Bölüm 8

3 2 0
                                    

Arka arkaya gelen kurşun geçirmez siyah araçlar sırayla ana binanın büyük kapısı önünde durup yolcularını merdivenlerin hemen önünde indiriyorlardı. Siyah takım elbise giymiş adamlar, araçların kapısından merdivenlerin sonuna kadar inenlere eşlik ediyor, otomatik cam kapıdan içeri girmelerini sağlıyorlar, ardından bir sonraki aracı karşılamak için tekrar merdivenlerin başına iniyorlardı. Cam kapıdan girenler güvenlik kontrolü için bir süre duruyor, ceplerindeki her şeyi ve üzerilerinde bulunan tüm metalleri çıkartıp, kendilerine uzatılan beyaz plastik kutuya koyuyor ve x-ray cihazından geçiyorlardı. Bu kontrol noktası, en son teknoloji ile donatılmış binalar bütününe girişteki güvenlik önlemlerinin ilkiydi.

Binanın giriş kapısı, dört katlı binanın çatısına kadar yükselen altı sütunun tam ortasında yer alan boşluktaydı. Henüz daha girişte sütunların uzunluğu ile hayranlık uyandıran binanın içine geçildiğinde büyük ana salonunun dört kat yukarıda bulunan cam tavanı baş döndürüyordu. Cam tavan ana salonun ve hemen kapının önünde bulunan lobinin günün her saatinde aydınlık kalmasını sağlıyordu. Ana salonun tam ortasında bulunan merdiven ile ofis katlarına çıkılırken, binanın her iki tarafına yerleştirilmiş koltuklar ve cam masalar ile bir bekleme bölümü oluşturulmuştu.

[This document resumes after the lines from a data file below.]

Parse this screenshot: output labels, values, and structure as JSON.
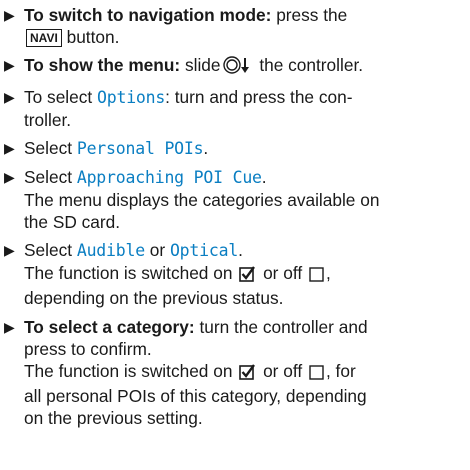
{
  "steps": [
    {
      "bold": "To switch to navigation mode:",
      "t1": " press the",
      "key": "NAVI",
      "t2": " button."
    },
    {
      "bold": "To show the menu:",
      "t1": " slide",
      "icon": "controller-slide-down-icon",
      "t2": " the controller."
    },
    {
      "t1": "To select ",
      "mono": "Options",
      "t2": ": turn and press the con-",
      "t3": "troller."
    },
    {
      "t1": "Select ",
      "mono": "Personal POIs",
      "t2": "."
    },
    {
      "t1": "Select ",
      "mono": "Approaching POI Cue",
      "t2": ".",
      "l2": "The menu displays the categories available on",
      "l3": "the SD card."
    },
    {
      "t1": "Select ",
      "mono1": "Audible",
      "t2": " or ",
      "mono2": "Optical",
      "t3": ".",
      "l2a": "The function is switched on",
      "l2b": " or off",
      "l2c": ",",
      "l3": "depending on the previous status."
    },
    {
      "bold": "To select a category:",
      "t1": " turn the controller and",
      "l2": "press to confirm.",
      "l3a": "The function is switched on",
      "l3b": " or off",
      "l3c": ", for",
      "l4": "all personal POIs of this category, depending",
      "l5": "on the previous setting."
    }
  ],
  "icons": {
    "bullet": "triangle-right-icon",
    "checked": "checked-box-icon",
    "unchecked": "empty-box-icon"
  },
  "colors": {
    "text": "#1a1a1a",
    "menu_item": "#0a7ec2"
  }
}
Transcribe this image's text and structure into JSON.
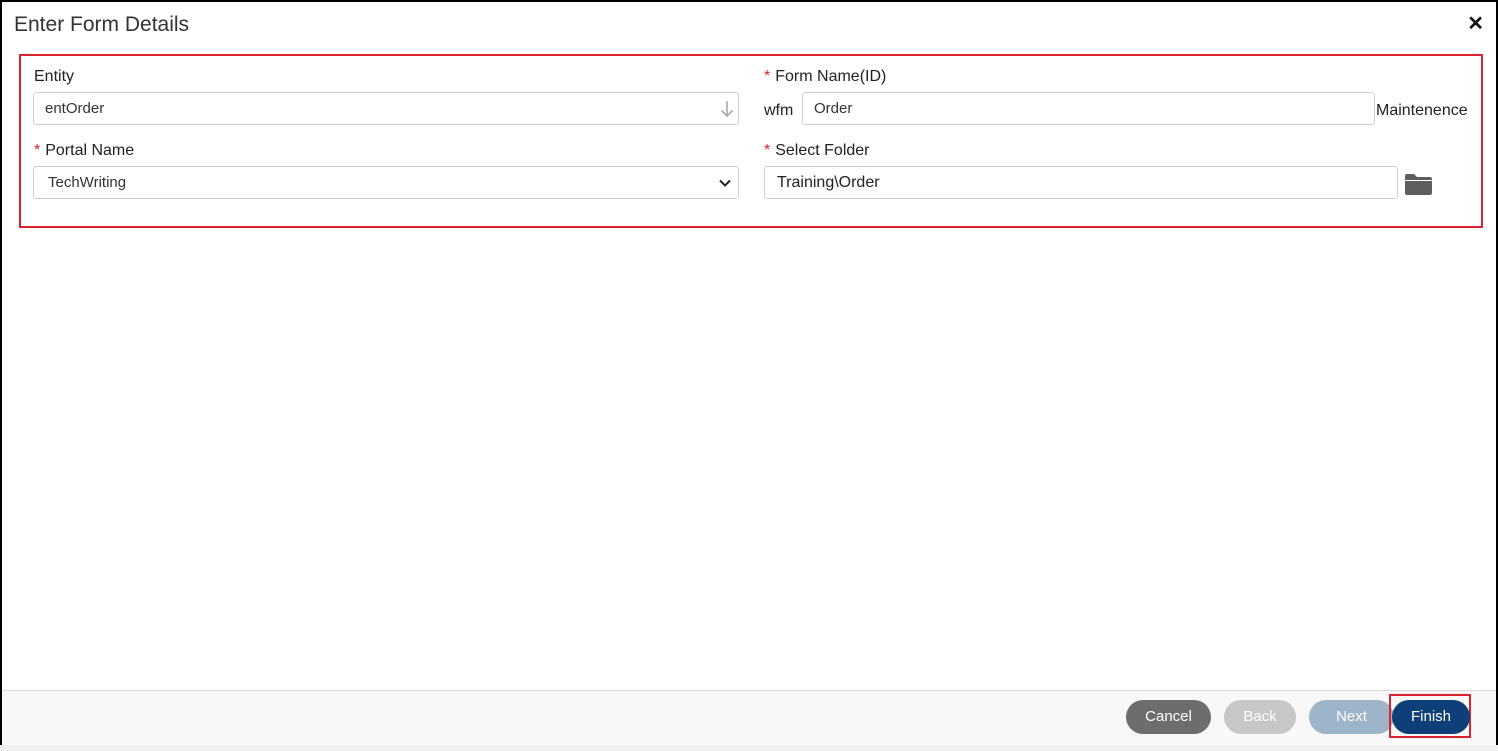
{
  "dialog": {
    "title": "Enter Form Details",
    "close_glyph": "✕"
  },
  "fields": {
    "entity": {
      "label": "Entity",
      "value": "entOrder",
      "icon": "down-arrow-icon"
    },
    "form_name": {
      "label": "Form Name(ID)",
      "required_mark": "*",
      "prefix": "wfm",
      "value": "Order",
      "suffix": "Maintenence"
    },
    "portal_name": {
      "label": "Portal Name",
      "required_mark": "*",
      "value": "TechWriting",
      "icon": "chevron-down-icon"
    },
    "select_folder": {
      "label": "Select Folder",
      "required_mark": "*",
      "value": "Training\\Order",
      "icon": "folder-icon"
    }
  },
  "footer": {
    "cancel_label": "Cancel",
    "back_label": "Back",
    "next_label": "Next",
    "finish_label": "Finish"
  },
  "colors": {
    "highlight": "#d9242f",
    "finish": "#0e3f78",
    "cancel": "#6d6d6d",
    "back_disabled": "#c7c7c7",
    "next_disabled": "#9eb4c8"
  }
}
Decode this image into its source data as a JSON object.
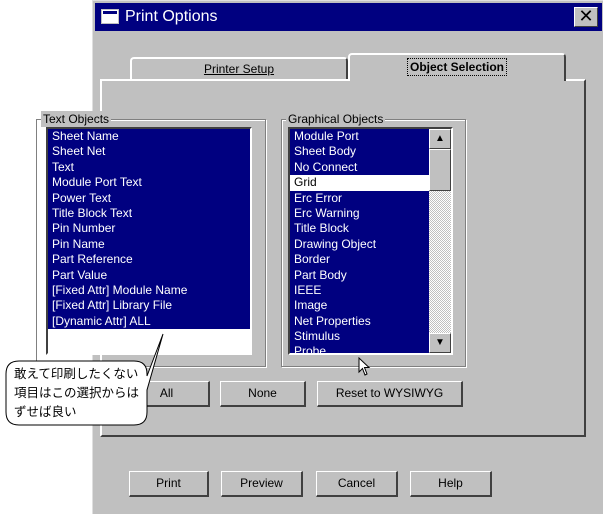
{
  "window": {
    "title": "Print Options",
    "close_symbol": "✕"
  },
  "tabs": [
    {
      "label": "Printer Setup",
      "active": false
    },
    {
      "label": "Object Selection",
      "active": true
    }
  ],
  "text_objects": {
    "label": "Text Objects",
    "items": [
      "Sheet Name",
      "Sheet Net",
      "Text",
      "Module Port Text",
      "Power Text",
      "Title Block Text",
      "Pin Number",
      "Pin Name",
      "Part Reference",
      "Part Value",
      "[Fixed Attr] Module Name",
      "[Fixed Attr] Library File",
      "[Dynamic Attr] ALL"
    ]
  },
  "graphical_objects": {
    "label": "Graphical Objects",
    "items": [
      "Module Port",
      "Sheet Body",
      "No Connect",
      "Grid",
      "Erc Error",
      "Erc Warning",
      "Title Block",
      "Drawing Object",
      "Border",
      "Part Body",
      "IEEE",
      "Image",
      "Net Properties",
      "Stimulus",
      "Probe"
    ],
    "unselected_item": "Grid"
  },
  "selection_buttons": {
    "all": "All",
    "none": "None",
    "reset": "Reset to WYSIWYG"
  },
  "dialog_buttons": {
    "print": "Print",
    "preview": "Preview",
    "cancel": "Cancel",
    "help": "Help"
  },
  "annotation": {
    "text": "敢えて印刷したくない項目はこの選択からはずせば良い"
  },
  "colors": {
    "title_bar": "#000080",
    "selection": "#000080",
    "dialog_bg": "#c0c0c0"
  }
}
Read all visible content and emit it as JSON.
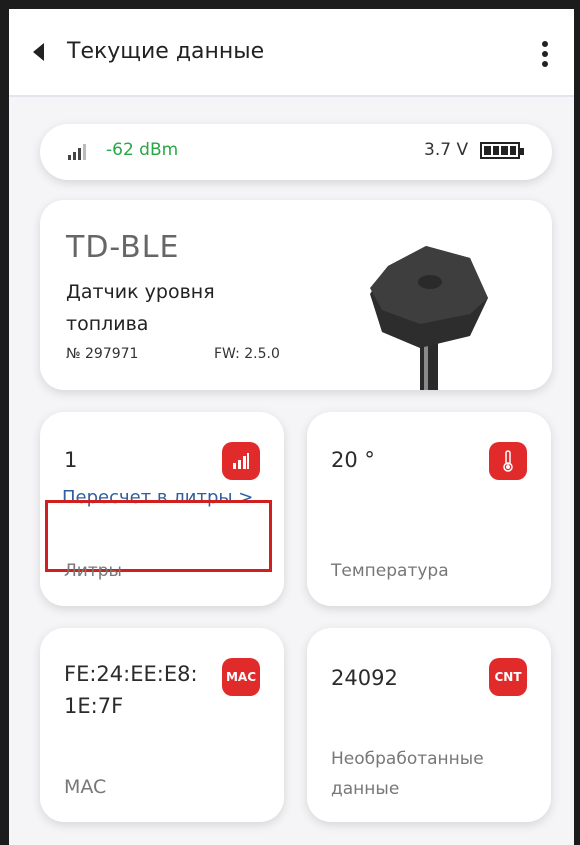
{
  "header": {
    "title": "Текущие данные"
  },
  "status": {
    "rssi": "-62 dBm",
    "voltage": "3.7 V"
  },
  "device": {
    "model": "TD-BLE",
    "description": "Датчик уровня топлива",
    "serial": "№ 297971",
    "firmware": "FW: 2.5.0"
  },
  "tiles": {
    "liters": {
      "value": "1",
      "link": "Пересчет в литры >",
      "label": "Литры",
      "icon": "signal-bars-icon"
    },
    "temperature": {
      "value": "20 °",
      "label": "Температура",
      "icon": "thermometer-icon"
    },
    "mac": {
      "value": "FE:24:EE:E8:\n1E:7F",
      "label": "MAC",
      "badge": "MAC"
    },
    "raw": {
      "value": "24092",
      "label": "Необработанные данные",
      "badge": "CNT"
    }
  },
  "colors": {
    "accent": "#e12b2b",
    "rssi": "#27a844",
    "link": "#2f5f9e",
    "highlight": "#cf1f1f"
  }
}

Binanın üst katları ofislere ayrılmıştı. Her bir ofisin önüne yerleştirilmiş çiçekler ve küçük ağaçlar, cam korkuluklar sayesinde rahatça gözüküyordu. Yerden tavana kadar yerleştirilmiş yeşil ve siyah mermerler günün her saati değişen güneş açısı ile farklı ışık oyunları sergiliyordu. Giriş katında bulunan ana salona iki bina arasında kalan açık bir alan hissi verilmişti.

Elindeki çantayı kontrol noktasındaki cihaza bırakan takım elbiseli bir adam, x-ray cihazından geçti ve ana salonun tam ortasına doğru yürüdü. Bir kaç dakika sonra uzun boylu ve iri yarı başka bir adam kontrol noktasına geldi. Ceplerinde bulunanları uzatılan beyaz kutuya bıraktı ve cihazdan geçti. Cihaz ötmeye başladı. Adam özür dilercesine elini kaldırdı ve belindeki silahı görevliye teslim etti. Kontrolden, bu sefer herhangi bir ses çıkmadan geçti. Bıraktıklarını beyaz plastik kutudan, silahını güvenlik görevlisinden aldı. Kendisinden hemen önce giren adamın yanına yürüdü ve ona selam verdi. O sırada başka bir adam güvenlik kontrolünden geçti. Diğer ikisinin yanına gelerek kibarca ellerini sıktı.

"Patron katılacak mı?" diye sordu gelir gelmez.

"Bilmiyoruz." diye cevap verdi uzun boylu olan adam.

"Bilgiler Şakacı'da. Toplantıyı o talep etti."

"Evet, haklısınız ve her zamanki gibi geç kaldı."

Üç adamda gülümsediği sırada otomatik kapı iki yana açıldı. Lacivert takım elbise içerisine beyaz gömlek giymiş, üzerine takımı ile hemen hemen aynı renk lacivert bir kravat takmış olan Şakacı kapıdan içeri girdi. Kafasının üstünde fazla olmayan saçlarının yan taraflarda kalanları ise her geçen gün daha çok beyazlıyor gibi gözüküyordu. Kapıdan girdikten hemen sonra elini kafasına götürerek, önce rüzgarda dağılmış olan saçlarını, ardından gözlüğünü düzeltti. Kapıda bulunan güvenlik görevlilerine selam verdikten sonra x-ray cihazından geçmeden, çevresinden dolaşarak ana salona girdi. Salonun ortasında duran üç adama yaklaştığında, adımlarını yavaşlattı.

"İsterseniz hemen ofisime geçelim beyler."

Üç adam neredeyse aynı anda kafalarını tamam anlamında salladıktan sonra Şakacı'nın peşi sıra yürümeye başladılar. Şakacı, merdivenlerin yanından arka tarafa geçerek iç avluya açılan kapıya yöneldi. Parmak izini kapının yanındaki sensöre okuttuktan sonra kapı açıldı. Adamlar birbirlerinin peşi sıra kapıdan dışarı çıktı.